President Donald Trump on Thursday quietly issued a memo granting Defense Secretary Mark Esper the power to abolish collective bargaining rights for the Defense Department’s 750,000 civilian workers, a move unions decried as part of the administration’s far-reaching assault on organized labor.
The American Federation of Government Employees (AFGE) condemned the memo, which was published in the Federal Register (pdf) Thursday, as “a travesty and a disgrace.”
The memo argues that a unionized Defense Department workforce could pose a threat to “national security” and that, if necessary, collective bargaining rights at the department should be scrapped in the interest of “protecting the American people.”
“When new missions emerge or existing ones evolve, the Department of Defense requires maximum flexibility to respond to threats,” the memo states. “This flexibility requires that military and civilian leadership manage their organizations to cultivate a lethal, agile force adaptive to new technologies and posture changes.”
“Where collective bargaining is incompatible with these organizations’ missions,” the memo continues, “the Department of Defense should not be forced to sacrifice its national security mission and, instead, seek relief through third parties and administrative fora.”
It is unclear whether or how Esper intends to act on his legal authority.
Larry Mishel, distinguished fellow at the Economic Policy Institute, called the White House’s justification for ending collective bargaining rights at the Defense Department “atrocious.”
The existence of the memo, which Trump signed on Jan. 29, was first reported by Government Executive earlier this month.
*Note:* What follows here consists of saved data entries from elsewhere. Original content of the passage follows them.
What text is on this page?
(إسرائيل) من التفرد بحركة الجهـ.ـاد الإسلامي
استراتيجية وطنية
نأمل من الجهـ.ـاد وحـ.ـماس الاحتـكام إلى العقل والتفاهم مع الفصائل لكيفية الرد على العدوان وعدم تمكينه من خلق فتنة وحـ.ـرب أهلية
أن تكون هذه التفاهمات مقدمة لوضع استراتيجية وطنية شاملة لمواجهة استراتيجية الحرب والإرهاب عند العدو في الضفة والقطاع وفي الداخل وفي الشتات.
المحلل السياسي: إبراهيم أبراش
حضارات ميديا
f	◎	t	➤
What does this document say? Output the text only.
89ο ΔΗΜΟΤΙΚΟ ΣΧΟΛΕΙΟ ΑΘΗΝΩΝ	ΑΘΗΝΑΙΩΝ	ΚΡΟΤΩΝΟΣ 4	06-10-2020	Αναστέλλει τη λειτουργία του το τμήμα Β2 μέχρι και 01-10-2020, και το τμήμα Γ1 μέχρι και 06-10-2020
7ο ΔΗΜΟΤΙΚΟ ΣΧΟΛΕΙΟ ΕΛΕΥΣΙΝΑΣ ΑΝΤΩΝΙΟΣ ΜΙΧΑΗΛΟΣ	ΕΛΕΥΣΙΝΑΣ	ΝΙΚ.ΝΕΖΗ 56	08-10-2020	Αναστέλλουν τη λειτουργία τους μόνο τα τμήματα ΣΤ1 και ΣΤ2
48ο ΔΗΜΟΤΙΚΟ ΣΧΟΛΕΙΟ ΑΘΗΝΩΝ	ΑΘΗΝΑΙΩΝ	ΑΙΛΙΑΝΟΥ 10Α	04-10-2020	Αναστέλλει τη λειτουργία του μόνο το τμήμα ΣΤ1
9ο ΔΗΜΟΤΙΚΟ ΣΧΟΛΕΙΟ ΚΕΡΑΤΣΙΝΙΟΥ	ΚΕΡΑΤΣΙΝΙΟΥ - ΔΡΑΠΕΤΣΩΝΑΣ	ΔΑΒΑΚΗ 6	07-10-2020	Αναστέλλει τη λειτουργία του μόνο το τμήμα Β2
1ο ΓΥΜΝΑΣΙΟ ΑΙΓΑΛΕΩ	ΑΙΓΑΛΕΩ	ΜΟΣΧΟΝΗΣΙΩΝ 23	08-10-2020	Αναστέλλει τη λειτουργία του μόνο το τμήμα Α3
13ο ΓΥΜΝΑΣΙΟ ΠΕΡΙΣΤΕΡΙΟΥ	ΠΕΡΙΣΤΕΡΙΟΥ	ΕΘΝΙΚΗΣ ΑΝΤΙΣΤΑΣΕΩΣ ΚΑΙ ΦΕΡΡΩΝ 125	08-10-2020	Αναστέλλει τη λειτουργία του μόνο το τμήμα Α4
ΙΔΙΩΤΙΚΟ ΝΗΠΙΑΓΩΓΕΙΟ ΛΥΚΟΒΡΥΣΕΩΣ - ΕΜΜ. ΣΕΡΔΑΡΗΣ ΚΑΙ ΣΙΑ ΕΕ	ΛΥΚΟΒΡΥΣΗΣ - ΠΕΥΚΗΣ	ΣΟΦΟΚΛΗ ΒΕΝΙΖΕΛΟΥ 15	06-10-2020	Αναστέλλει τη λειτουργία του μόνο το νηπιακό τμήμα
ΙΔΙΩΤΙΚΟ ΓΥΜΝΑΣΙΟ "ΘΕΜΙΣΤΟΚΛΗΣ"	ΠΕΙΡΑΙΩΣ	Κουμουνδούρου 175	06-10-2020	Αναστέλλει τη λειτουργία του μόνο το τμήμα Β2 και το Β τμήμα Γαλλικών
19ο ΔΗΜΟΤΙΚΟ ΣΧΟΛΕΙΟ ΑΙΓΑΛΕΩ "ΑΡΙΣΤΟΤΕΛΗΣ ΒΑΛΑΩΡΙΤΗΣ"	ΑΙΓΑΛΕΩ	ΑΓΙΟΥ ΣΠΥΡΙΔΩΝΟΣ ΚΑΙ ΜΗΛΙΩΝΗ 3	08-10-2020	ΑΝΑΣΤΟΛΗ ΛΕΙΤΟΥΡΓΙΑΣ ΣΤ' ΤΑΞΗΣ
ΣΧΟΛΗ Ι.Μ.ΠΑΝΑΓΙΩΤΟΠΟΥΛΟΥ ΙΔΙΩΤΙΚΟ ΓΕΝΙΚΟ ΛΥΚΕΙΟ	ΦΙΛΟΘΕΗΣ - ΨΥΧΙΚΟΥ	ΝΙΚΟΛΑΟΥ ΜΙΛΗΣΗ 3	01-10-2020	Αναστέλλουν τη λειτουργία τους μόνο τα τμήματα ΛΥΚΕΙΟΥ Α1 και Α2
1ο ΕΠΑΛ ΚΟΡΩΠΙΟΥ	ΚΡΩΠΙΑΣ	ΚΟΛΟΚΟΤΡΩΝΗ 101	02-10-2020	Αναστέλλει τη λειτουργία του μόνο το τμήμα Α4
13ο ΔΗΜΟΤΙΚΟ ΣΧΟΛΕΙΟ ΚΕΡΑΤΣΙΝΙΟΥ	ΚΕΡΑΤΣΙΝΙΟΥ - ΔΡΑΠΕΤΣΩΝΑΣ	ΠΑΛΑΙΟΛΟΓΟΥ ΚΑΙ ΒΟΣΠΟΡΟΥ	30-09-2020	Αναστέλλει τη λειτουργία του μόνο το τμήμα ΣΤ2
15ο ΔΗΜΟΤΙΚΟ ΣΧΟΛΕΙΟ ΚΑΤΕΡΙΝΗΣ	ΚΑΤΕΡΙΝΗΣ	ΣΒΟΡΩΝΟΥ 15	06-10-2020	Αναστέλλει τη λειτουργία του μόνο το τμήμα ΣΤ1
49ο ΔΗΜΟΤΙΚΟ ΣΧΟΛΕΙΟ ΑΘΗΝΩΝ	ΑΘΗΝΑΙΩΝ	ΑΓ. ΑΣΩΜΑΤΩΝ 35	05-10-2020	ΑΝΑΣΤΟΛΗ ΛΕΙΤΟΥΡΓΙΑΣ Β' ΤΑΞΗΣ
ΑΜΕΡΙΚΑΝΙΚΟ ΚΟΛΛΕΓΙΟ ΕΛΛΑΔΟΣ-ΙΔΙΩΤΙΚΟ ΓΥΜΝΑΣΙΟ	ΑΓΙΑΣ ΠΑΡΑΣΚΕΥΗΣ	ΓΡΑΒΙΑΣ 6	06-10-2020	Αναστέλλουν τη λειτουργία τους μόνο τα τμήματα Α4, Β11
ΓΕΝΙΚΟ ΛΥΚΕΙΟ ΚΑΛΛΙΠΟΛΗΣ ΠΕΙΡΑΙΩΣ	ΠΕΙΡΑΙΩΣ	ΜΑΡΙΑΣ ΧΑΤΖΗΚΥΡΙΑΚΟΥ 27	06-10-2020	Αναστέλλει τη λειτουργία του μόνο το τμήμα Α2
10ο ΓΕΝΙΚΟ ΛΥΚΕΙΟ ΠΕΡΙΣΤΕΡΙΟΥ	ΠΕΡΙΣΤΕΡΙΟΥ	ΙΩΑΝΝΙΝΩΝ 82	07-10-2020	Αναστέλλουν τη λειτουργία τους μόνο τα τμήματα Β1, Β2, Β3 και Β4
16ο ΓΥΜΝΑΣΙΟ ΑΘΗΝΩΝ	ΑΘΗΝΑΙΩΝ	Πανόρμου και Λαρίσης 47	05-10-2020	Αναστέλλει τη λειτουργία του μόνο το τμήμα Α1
The outlet noted that “the Civil Service Reform Act of 1978 includes a provision allowing the president to issue an order excluding agencies and agency subcomponents from collective bargaining rules if the rules ‘cannot be applied to that agency or subdivision in a manner consistent with national security requirements.’”
Everett Kelley, AFGE’s national secretary-treasurer, said in a statement that denying Defense Department employees “the collective bargaining rights guaranteed to them by law since 1962 would be a travesty—and doing it under the guise of ‘national security’ would be a disgrace to the sacred oath and obligation that all federal workers make to their country.”